Soon followed stops in Rhode Island and Michigan, where the couple raised three children, now in their late 40s and early 50s.

Next stop: Palo Alto. For more than two decades Teddy taught at Stanford Medical Center, where she developed a specialty in treating brain injured adults, especially stroke and head injury patients.

“I started teaching and ended up the last 20 years travelling the world. Hospitals would hire me, from Singapore, to Hong Kong, Switzerland, Germany and Canada, as well as every major city in the US”. Meanwhile, Tom was researching and developing drugs in humans with the FDA.

Today, the couple lives in White Salmon Washington, a town smaller than Schroon Lake.

“It’s the Pacific Northwest version of Schroon Lake...a little bit of heaven; there are elements, a lot of elements of an Adirondack lodge in the house where we live.” 

When we caught up with Teddy, she was here with 11 family members, enjoying the simple pleasures of an Adirondack holiday. The trip was organized by her son in law, who knows how important this part of the world is to Teddy and wants all of the grandchildren to experience the raw beauty of the place, Teddy said.
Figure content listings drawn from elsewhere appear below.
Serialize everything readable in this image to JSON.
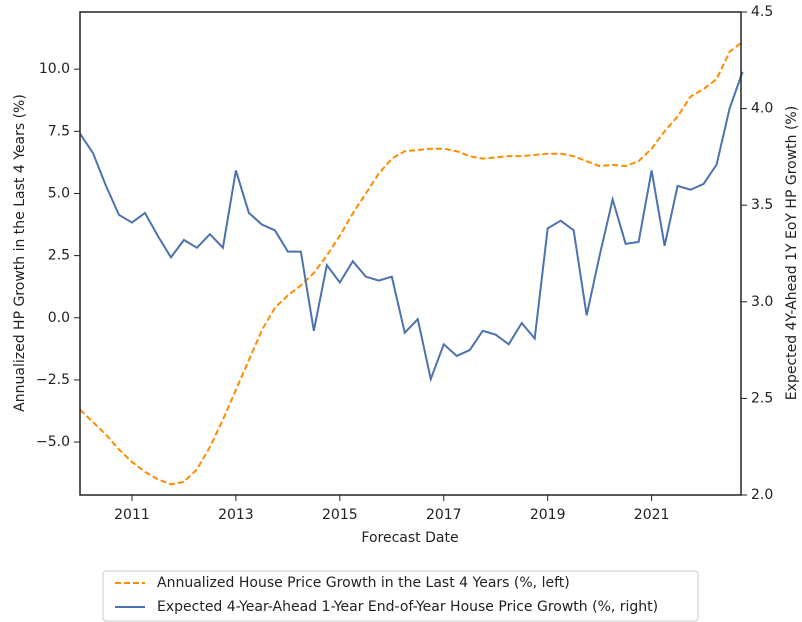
{
  "chart_data": {
    "type": "line",
    "x_label": "Forecast Date",
    "y_label": "Annualized HP Growth in the Last 4 Years (%)",
    "y2_label": "Expected 4Y-Ahead 1Y EoY HP Growth (%)",
    "x": [
      2010.0,
      2010.25,
      2010.5,
      2010.75,
      2011.0,
      2011.25,
      2011.5,
      2011.75,
      2012.0,
      2012.25,
      2012.5,
      2012.75,
      2013.0,
      2013.25,
      2013.5,
      2013.75,
      2014.0,
      2014.25,
      2014.5,
      2014.75,
      2015.0,
      2015.25,
      2015.5,
      2015.75,
      2016.0,
      2016.25,
      2016.5,
      2016.75,
      2017.0,
      2017.25,
      2017.5,
      2017.75,
      2018.0,
      2018.25,
      2018.5,
      2018.75,
      2019.0,
      2019.25,
      2019.5,
      2019.75,
      2020.0,
      2020.25,
      2020.5,
      2020.75,
      2021.0,
      2021.25,
      2021.5,
      2021.75,
      2022.0,
      2022.25,
      2022.5,
      2022.75
    ],
    "xlim": [
      2010.0,
      2022.72
    ],
    "xticks": [
      2011,
      2013,
      2015,
      2017,
      2019,
      2021
    ],
    "ylim": [
      -7.13,
      12.3
    ],
    "yticks": [
      {
        "value": -5,
        "label": "−5.0"
      },
      {
        "value": -2.5,
        "label": "−2.5"
      },
      {
        "value": 0,
        "label": "0.0"
      },
      {
        "value": 2.5,
        "label": "2.5"
      },
      {
        "value": 5,
        "label": "5.0"
      },
      {
        "value": 7.5,
        "label": "7.5"
      },
      {
        "value": 10,
        "label": "10.0"
      }
    ],
    "y2lim": [
      2.0,
      4.5
    ],
    "y2ticks": [
      {
        "value": 2,
        "label": "2.0"
      },
      {
        "value": 2.5,
        "label": "2.5"
      },
      {
        "value": 3,
        "label": "3.0"
      },
      {
        "value": 3.5,
        "label": "3.5"
      },
      {
        "value": 4,
        "label": "4.0"
      },
      {
        "value": 4.5,
        "label": "4.5"
      }
    ],
    "grid": false,
    "legend": "bottom",
    "series": [
      {
        "name": "Annualized House Price Growth in the Last 4 Years (%, left)",
        "color": "#ff8c00",
        "linestyle": "dashed",
        "axis": "y",
        "values": [
          -3.7,
          -4.2,
          -4.7,
          -5.3,
          -5.8,
          -6.2,
          -6.5,
          -6.7,
          -6.6,
          -6.1,
          -5.2,
          -4.1,
          -2.9,
          -1.7,
          -0.5,
          0.4,
          0.9,
          1.3,
          1.8,
          2.5,
          3.3,
          4.2,
          5.0,
          5.8,
          6.4,
          6.7,
          6.75,
          6.8,
          6.8,
          6.7,
          6.5,
          6.4,
          6.45,
          6.5,
          6.5,
          6.55,
          6.6,
          6.6,
          6.5,
          6.3,
          6.1,
          6.15,
          6.1,
          6.3,
          6.8,
          7.5,
          8.1,
          8.9,
          9.2,
          9.6,
          10.7,
          11.1
        ]
      },
      {
        "name": "Expected 4-Year-Ahead 1-Year End-of-Year House Price Growth (%, right)",
        "color": "#4c72b0",
        "linestyle": "solid",
        "axis": "y2",
        "values": [
          3.87,
          3.77,
          3.6,
          3.45,
          3.41,
          3.46,
          3.34,
          3.23,
          3.32,
          3.28,
          3.35,
          3.28,
          3.68,
          3.46,
          3.4,
          3.37,
          3.26,
          3.26,
          2.85,
          3.19,
          3.1,
          3.21,
          3.13,
          3.11,
          3.13,
          2.84,
          2.91,
          2.6,
          2.78,
          2.72,
          2.75,
          2.85,
          2.83,
          2.78,
          2.89,
          2.81,
          3.38,
          3.42,
          3.37,
          2.93,
          3.24,
          3.53,
          3.3,
          3.31,
          3.68,
          3.29,
          3.6,
          3.58,
          3.61,
          3.71,
          4.0,
          4.19
        ]
      }
    ]
  }
}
“It’s the perfect place for a large group of people being together in the summer, having a great time, telling jokes, falling out of the canoe, I think it’s priceless".

Although she was vacationing on Schroon Lake, Teddy says she is a true “Paradox Laker...you can’t be both.”

“On this trip, seeing Main Street, I was in tears...every old building was there. It was like I was six again with Suzy Wood and Billy Knoxen. I recalled the winter and how Fowler Ave was our sledding Hill. I went to the school and knew every stick and stone in the back.

“It thrills my heart to come back here and see the town thriving, it looks the best it’s ever looked it’s wonderful”.

So how did Teddy’s experience spending so much time in Paradox and Schroon shape the person she is today?

“I certainly have a profound respect for nature, its power, its beauty, the lasting quality of it. When I come here I say I am returning to the holy waters of Paradox Lake and the ancient mountains. These are old mountains.”